Beyond Tiananmen - rebels fail to strike a chord
The bands name themselves Fly and Sober and belt out tunes of angst about conspicuous consumption and degrading traditional values. But more than 10 years after China's first rock 'n' roll star Cui Jian faced China's youth with a red blindfold over his eyes and became the official anti-establishment spokesmodel, the rock movement, including Beijing bands like Fly and Sober, has not managed to move beyond club gigs and small crowds.
Rock music, it seems, will remain as the underground music scene as Canto-pop stars like Leon Lai, Aaron Kwok and Faye Wong infiltrate the young generation, with the blessing of the Chinese Government. In Beijing, smoky clubs frequented by young lads dressed in dirty denim is where you will find live rock music. Recordings are sold through a string of small and inconspicuous stores around the city, notably on Wangfujian Street.

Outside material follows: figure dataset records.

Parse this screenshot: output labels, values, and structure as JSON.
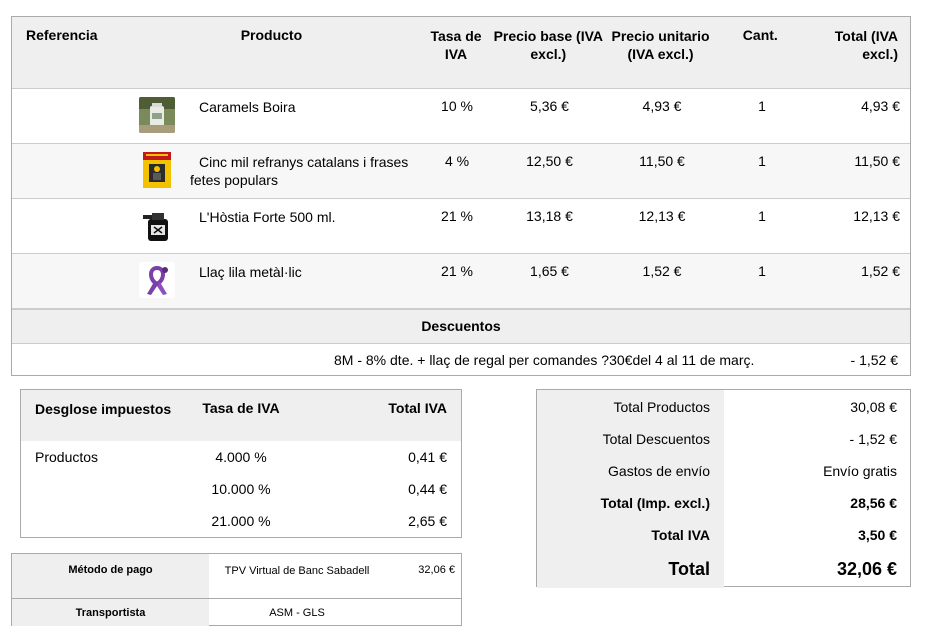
{
  "table": {
    "headers": {
      "ref": "Referencia",
      "product": "Producto",
      "tax": "Tasa de IVA",
      "base": "Precio base (IVA excl.)",
      "unit": "Precio unitario (IVA excl.)",
      "qty": "Cant.",
      "total": "Total (IVA excl.)"
    },
    "items": [
      {
        "name": "Caramels Boira",
        "tax": "10 %",
        "base": "5,36 €",
        "unit": "4,93 €",
        "qty": "1",
        "total": "4,93 €"
      },
      {
        "name": "Cinc mil refranys catalans i frases fetes populars",
        "tax": "4 %",
        "base": "12,50 €",
        "unit": "11,50 €",
        "qty": "1",
        "total": "11,50 €"
      },
      {
        "name": "L'Hòstia Forte 500 ml.",
        "tax": "21 %",
        "base": "13,18 €",
        "unit": "12,13 €",
        "qty": "1",
        "total": "12,13 €"
      },
      {
        "name": "Llaç lila metàl·lic",
        "tax": "21 %",
        "base": "1,65 €",
        "unit": "1,52 €",
        "qty": "1",
        "total": "1,52 €"
      }
    ],
    "discounts_title": "Descuentos",
    "discount": {
      "name": "8M - 8% dte. + llaç de regal per comandes ?30€del 4 al 11 de març.",
      "value": "- 1,52 €"
    }
  },
  "tax_breakdown": {
    "headers": {
      "label": "Desglose impuestos",
      "rate": "Tasa de IVA",
      "total": "Total IVA"
    },
    "category": "Productos",
    "rows": [
      {
        "rate": "4.000 %",
        "total": "0,41 €"
      },
      {
        "rate": "10.000 %",
        "total": "0,44 €"
      },
      {
        "rate": "21.000 %",
        "total": "2,65 €"
      }
    ]
  },
  "payment": {
    "method_label": "Método de pago",
    "method_value": "TPV Virtual de Banc Sabadell",
    "method_amount": "32,06 €",
    "carrier_label": "Transportista",
    "carrier_value": "ASM - GLS"
  },
  "totals": {
    "products_label": "Total Productos",
    "products_value": "30,08 €",
    "discounts_label": "Total Descuentos",
    "discounts_value": "- 1,52 €",
    "shipping_label": "Gastos de envío",
    "shipping_value": "Envío gratis",
    "excl_label": "Total (Imp. excl.)",
    "excl_value": "28,56 €",
    "vat_label": "Total IVA",
    "vat_value": "3,50 €",
    "grand_label": "Total",
    "grand_value": "32,06 €"
  },
  "icons": [
    "candy-jar-thumbnail",
    "book-cover-thumbnail",
    "bottle-thumbnail",
    "purple-ribbon-thumbnail"
  ]
}
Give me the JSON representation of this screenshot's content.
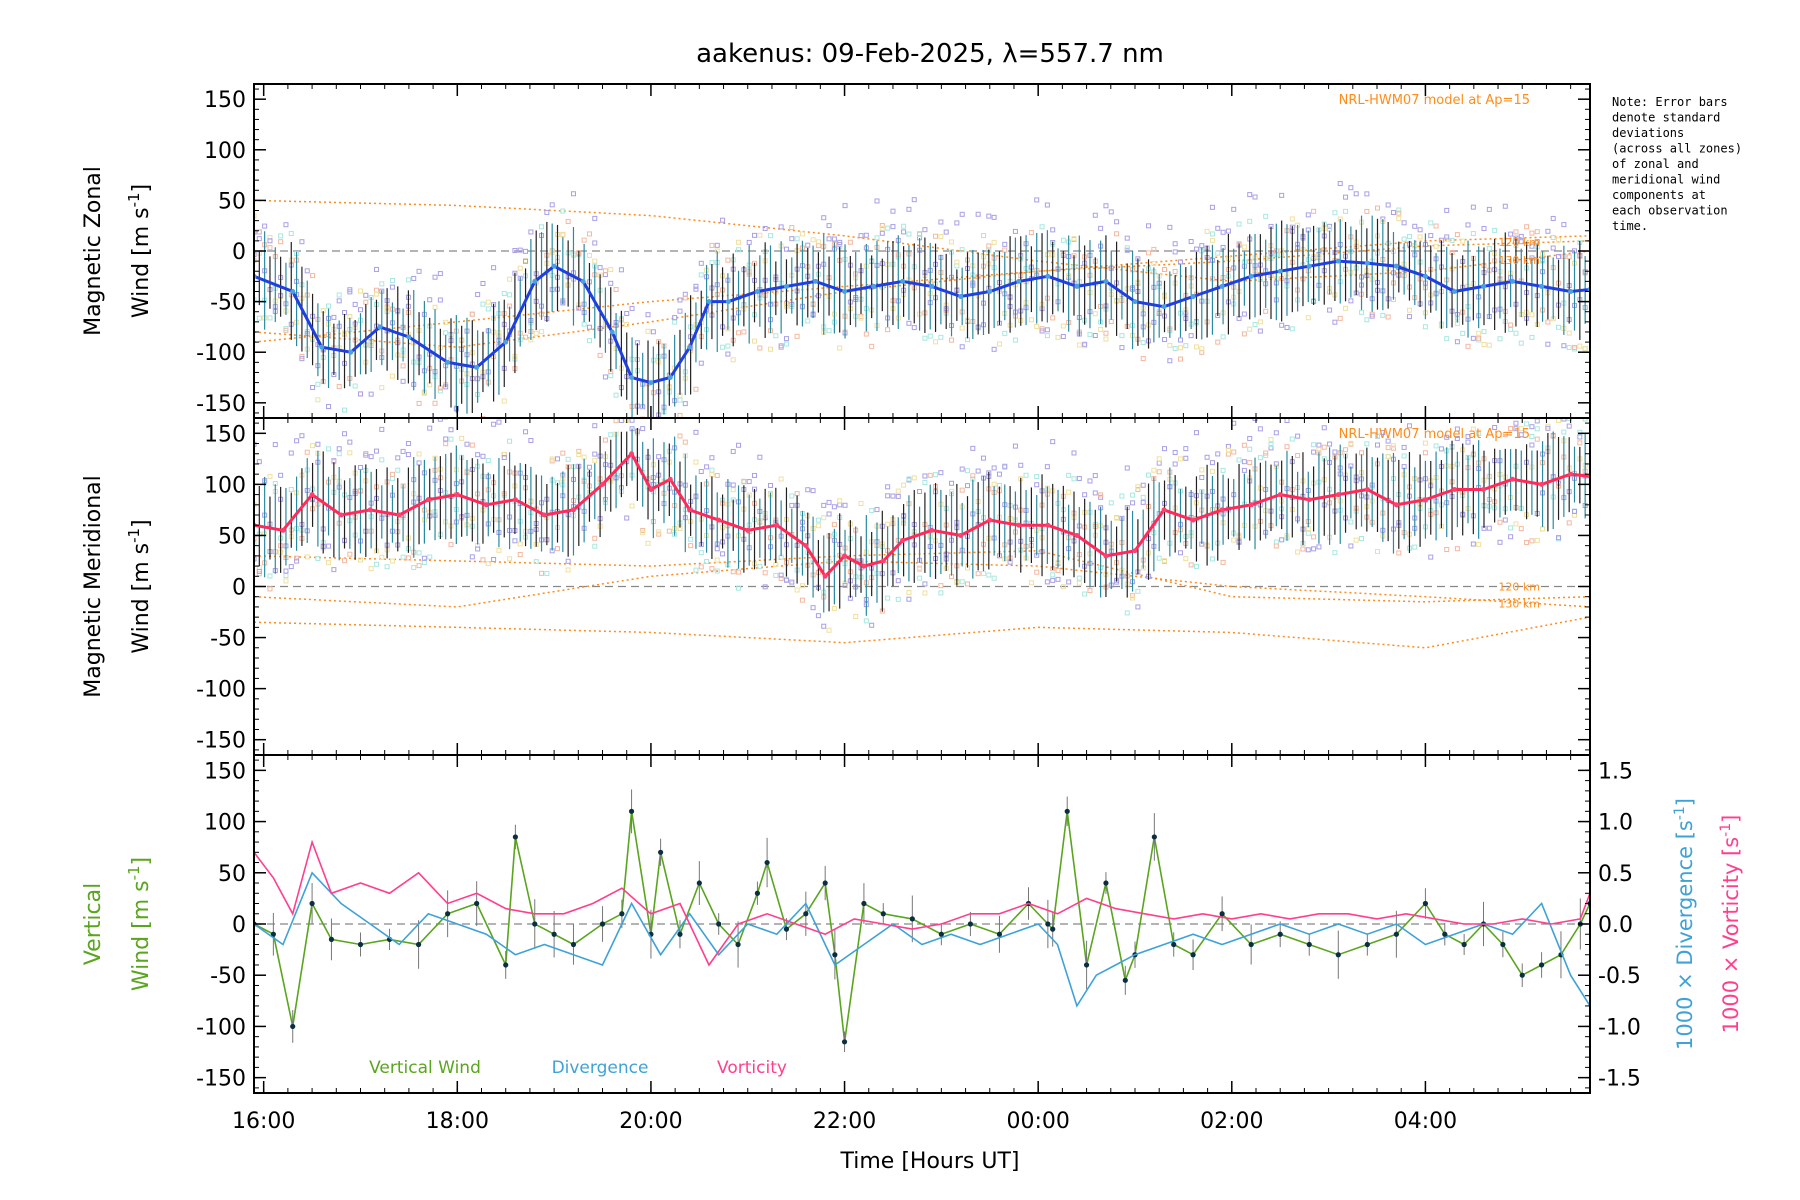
{
  "chart_data": {
    "type": "line",
    "title": "aakenus: 09-Feb-2025, λ=557.7 nm",
    "xlabel": "Time [Hours UT]",
    "x_ticks": [
      "16:00",
      "18:00",
      "20:00",
      "22:00",
      "00:00",
      "02:00",
      "04:00"
    ],
    "x_tick_hours": [
      16,
      18,
      20,
      22,
      24,
      26,
      28
    ],
    "xlim_hours": [
      15.9,
      29.7
    ],
    "note_lines": [
      "Note: Error bars",
      "denote standard",
      "deviations",
      "(across all zones)",
      "of zonal and",
      "meridional wind",
      "components at",
      "each observation",
      "time."
    ],
    "colors": {
      "zonal": "#1f3fe0",
      "meridional": "#ff2a5a",
      "model": "#ff8c1a",
      "vertical": "#5aa51e",
      "divergence": "#3ea2d8",
      "vorticity": "#ff3f8e",
      "zones": [
        "#a8a0e8",
        "#a8e8e0",
        "#f4b8a0",
        "#f0e0a0"
      ]
    },
    "panels": [
      {
        "name": "zonal",
        "ylabel_line1": "Magnetic Zonal",
        "ylabel_line2": "Wind [m s",
        "ylabel_sup": "-1",
        "ylabel_end": "]",
        "ylim": [
          -165,
          165
        ],
        "y_ticks": [
          -150,
          -100,
          -50,
          0,
          50,
          100,
          150
        ],
        "model_label": "NRL-HWM07 model at Ap=15",
        "model_alt_labels": [
          "120 km",
          "130 km"
        ],
        "series": [
          {
            "name": "Magnetic Zonal Wind",
            "x": [
              15.9,
              16.3,
              16.6,
              16.9,
              17.2,
              17.5,
              17.9,
              18.2,
              18.5,
              18.8,
              19.0,
              19.3,
              19.6,
              19.8,
              20.0,
              20.2,
              20.4,
              20.6,
              20.8,
              21.1,
              21.4,
              21.7,
              22.0,
              22.3,
              22.6,
              22.9,
              23.2,
              23.5,
              23.8,
              24.1,
              24.4,
              24.7,
              25.0,
              25.3,
              25.6,
              25.9,
              26.2,
              26.5,
              26.8,
              27.1,
              27.4,
              27.7,
              28.0,
              28.3,
              28.6,
              28.9,
              29.2,
              29.5,
              29.7
            ],
            "y": [
              -25,
              -40,
              -95,
              -100,
              -75,
              -85,
              -110,
              -115,
              -90,
              -30,
              -15,
              -30,
              -80,
              -125,
              -130,
              -125,
              -95,
              -50,
              -50,
              -40,
              -35,
              -30,
              -40,
              -35,
              -30,
              -35,
              -45,
              -40,
              -30,
              -25,
              -35,
              -30,
              -50,
              -55,
              -45,
              -35,
              -25,
              -20,
              -15,
              -10,
              -12,
              -15,
              -25,
              -40,
              -35,
              -30,
              -35,
              -40,
              -38
            ]
          }
        ],
        "model_curves": [
          {
            "name": "model-1",
            "x": [
              15.9,
              18,
              20,
              22,
              24,
              26,
              28,
              29.7
            ],
            "y": [
              50,
              45,
              35,
              15,
              -10,
              -30,
              -20,
              0
            ]
          },
          {
            "name": "model-2",
            "x": [
              15.9,
              18,
              20,
              22,
              24,
              26,
              28,
              29.7
            ],
            "y": [
              -80,
              -95,
              -70,
              -40,
              -20,
              -10,
              5,
              10
            ]
          },
          {
            "name": "model-3",
            "x": [
              15.9,
              18,
              20,
              22,
              24,
              26,
              28,
              29.7
            ],
            "y": [
              -90,
              -70,
              -50,
              -35,
              -20,
              -5,
              10,
              15
            ]
          }
        ]
      },
      {
        "name": "meridional",
        "ylabel_line1": "Magnetic Meridional",
        "ylabel_line2": "Wind [m s",
        "ylabel_sup": "-1",
        "ylabel_end": "]",
        "ylim": [
          -165,
          165
        ],
        "y_ticks": [
          -150,
          -100,
          -50,
          0,
          50,
          100,
          150
        ],
        "model_label": "NRL-HWM07 model at Ap=15",
        "model_alt_labels": [
          "120 km",
          "130 km"
        ],
        "series": [
          {
            "name": "Magnetic Meridional Wind",
            "x": [
              15.9,
              16.2,
              16.5,
              16.8,
              17.1,
              17.4,
              17.7,
              18.0,
              18.3,
              18.6,
              18.9,
              19.2,
              19.5,
              19.8,
              20.0,
              20.2,
              20.4,
              20.7,
              21.0,
              21.3,
              21.6,
              21.8,
              22.0,
              22.2,
              22.4,
              22.6,
              22.9,
              23.2,
              23.5,
              23.8,
              24.1,
              24.4,
              24.7,
              25.0,
              25.3,
              25.6,
              25.9,
              26.2,
              26.5,
              26.8,
              27.1,
              27.4,
              27.7,
              28.0,
              28.3,
              28.6,
              28.9,
              29.2,
              29.5,
              29.7
            ],
            "y": [
              60,
              55,
              90,
              70,
              75,
              70,
              85,
              90,
              80,
              85,
              70,
              75,
              100,
              130,
              95,
              105,
              75,
              65,
              55,
              60,
              40,
              10,
              30,
              20,
              25,
              45,
              55,
              50,
              65,
              60,
              60,
              50,
              30,
              35,
              75,
              65,
              75,
              80,
              90,
              85,
              90,
              95,
              80,
              85,
              95,
              95,
              105,
              100,
              110,
              108
            ]
          }
        ],
        "model_curves": [
          {
            "name": "model-1",
            "x": [
              15.9,
              18,
              20,
              22,
              24,
              26,
              28,
              29.7
            ],
            "y": [
              -10,
              -20,
              10,
              25,
              20,
              0,
              -10,
              -20
            ]
          },
          {
            "name": "model-2",
            "x": [
              15.9,
              18,
              20,
              22,
              24,
              26,
              28,
              29.7
            ],
            "y": [
              -35,
              -40,
              -45,
              -55,
              -40,
              -45,
              -60,
              -30
            ]
          },
          {
            "name": "model-3",
            "x": [
              15.9,
              18,
              20,
              22,
              24,
              26,
              28,
              29.7
            ],
            "y": [
              30,
              25,
              20,
              30,
              35,
              -10,
              -15,
              -10
            ]
          }
        ]
      },
      {
        "name": "vertical",
        "ylabel_line1": "Vertical",
        "ylabel_line2": "Wind [m s",
        "ylabel_sup": "-1",
        "ylabel_end": "]",
        "ylim": [
          -165,
          165
        ],
        "y_ticks": [
          -150,
          -100,
          -50,
          0,
          50,
          100,
          150
        ],
        "y2lim": [
          -1.65,
          1.65
        ],
        "y2_ticks": [
          -1.5,
          -1.0,
          -0.5,
          0.0,
          0.5,
          1.0,
          1.5
        ],
        "y2_tick_labels": [
          "-1.5",
          "-1.0",
          "-0.5",
          "0.0",
          "0.5",
          "1.0",
          "1.5"
        ],
        "y2_label_divergence": "1000 × Divergence [s",
        "y2_label_vorticity": "1000 × Vorticity [s",
        "y2_sup": "-1",
        "y2_end": "]",
        "legend": [
          "Vertical Wind",
          "Divergence",
          "Vorticity"
        ],
        "series": [
          {
            "name": "Vertical Wind",
            "axis": "left",
            "x": [
              15.9,
              16.1,
              16.3,
              16.5,
              16.7,
              17.0,
              17.3,
              17.6,
              17.9,
              18.2,
              18.5,
              18.6,
              18.8,
              19.0,
              19.2,
              19.5,
              19.7,
              19.8,
              20.0,
              20.1,
              20.3,
              20.5,
              20.7,
              20.9,
              21.1,
              21.2,
              21.4,
              21.6,
              21.8,
              21.9,
              22.0,
              22.2,
              22.4,
              22.7,
              23.0,
              23.3,
              23.6,
              23.9,
              24.1,
              24.15,
              24.3,
              24.5,
              24.7,
              24.9,
              25.0,
              25.2,
              25.4,
              25.6,
              25.9,
              26.2,
              26.5,
              26.8,
              27.1,
              27.4,
              27.7,
              28.0,
              28.2,
              28.4,
              28.6,
              28.8,
              29.0,
              29.2,
              29.4,
              29.6,
              29.7
            ],
            "y": [
              0,
              -10,
              -100,
              20,
              -15,
              -20,
              -15,
              -20,
              10,
              20,
              -40,
              85,
              0,
              -10,
              -20,
              0,
              10,
              110,
              -10,
              70,
              -10,
              40,
              0,
              -20,
              30,
              60,
              -5,
              10,
              40,
              -30,
              -115,
              20,
              10,
              5,
              -10,
              0,
              -10,
              20,
              0,
              -5,
              110,
              -40,
              40,
              -55,
              -30,
              85,
              -20,
              -30,
              10,
              -20,
              -10,
              -20,
              -30,
              -20,
              -10,
              20,
              -10,
              -20,
              0,
              -20,
              -50,
              -40,
              -30,
              0,
              20
            ]
          },
          {
            "name": "Divergence",
            "axis": "right",
            "x": [
              15.9,
              16.2,
              16.5,
              16.8,
              17.1,
              17.4,
              17.7,
              18.0,
              18.3,
              18.6,
              18.9,
              19.2,
              19.5,
              19.8,
              20.1,
              20.4,
              20.7,
              21.0,
              21.3,
              21.6,
              21.9,
              22.2,
              22.5,
              22.8,
              23.1,
              23.4,
              23.7,
              24.0,
              24.2,
              24.4,
              24.6,
              24.8,
              25.0,
              25.3,
              25.6,
              25.9,
              26.2,
              26.5,
              26.8,
              27.1,
              27.4,
              27.7,
              28.0,
              28.3,
              28.6,
              28.9,
              29.2,
              29.5,
              29.7
            ],
            "y": [
              0.0,
              -0.2,
              0.5,
              0.2,
              0.0,
              -0.2,
              0.1,
              0.0,
              -0.1,
              -0.3,
              -0.2,
              -0.3,
              -0.4,
              0.2,
              -0.3,
              0.1,
              -0.3,
              0.0,
              -0.1,
              0.2,
              -0.4,
              -0.2,
              0.0,
              -0.2,
              -0.1,
              -0.2,
              -0.1,
              0.0,
              -0.2,
              -0.8,
              -0.5,
              -0.4,
              -0.3,
              -0.2,
              -0.1,
              -0.2,
              -0.1,
              0.0,
              -0.1,
              0.0,
              -0.1,
              0.0,
              -0.2,
              -0.1,
              0.0,
              -0.1,
              0.2,
              -0.5,
              -0.8
            ]
          },
          {
            "name": "Vorticity",
            "axis": "right",
            "x": [
              15.9,
              16.1,
              16.3,
              16.5,
              16.7,
              17.0,
              17.3,
              17.6,
              17.9,
              18.2,
              18.5,
              18.8,
              19.1,
              19.4,
              19.7,
              20.0,
              20.3,
              20.6,
              20.9,
              21.2,
              21.5,
              21.8,
              22.1,
              22.4,
              22.7,
              23.0,
              23.3,
              23.6,
              23.9,
              24.2,
              24.5,
              24.8,
              25.1,
              25.4,
              25.7,
              26.0,
              26.3,
              26.6,
              26.9,
              27.2,
              27.5,
              27.8,
              28.1,
              28.4,
              28.7,
              29.0,
              29.3,
              29.6,
              29.7
            ],
            "y": [
              0.7,
              0.45,
              0.1,
              0.8,
              0.3,
              0.4,
              0.3,
              0.5,
              0.2,
              0.3,
              0.15,
              0.1,
              0.1,
              0.2,
              0.35,
              0.1,
              0.2,
              -0.4,
              0.0,
              0.1,
              0.0,
              -0.1,
              0.05,
              0.0,
              -0.05,
              0.0,
              0.1,
              0.1,
              0.2,
              0.1,
              0.25,
              0.15,
              0.1,
              0.05,
              0.1,
              0.05,
              0.1,
              0.05,
              0.1,
              0.1,
              0.05,
              0.1,
              0.05,
              0.0,
              0.0,
              0.05,
              0.0,
              0.05,
              0.3
            ]
          }
        ]
      }
    ]
  }
}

No musician has lived up to Cui's reputation. Part of the reason for Cui's appeal is that he is able to walk the thin line between conformity and rebellion. His irreverent songs, none of which can be officially banned because they do not openly criticise authorities, strike a strong chord with the young generation because of his poignant views. 'A lot of people think it's about policies,' Cui said in an earlier interview with the South China Morning Post. 'But it's not really, it's about the society we live in.'
But without good music, none of his ideals would endure.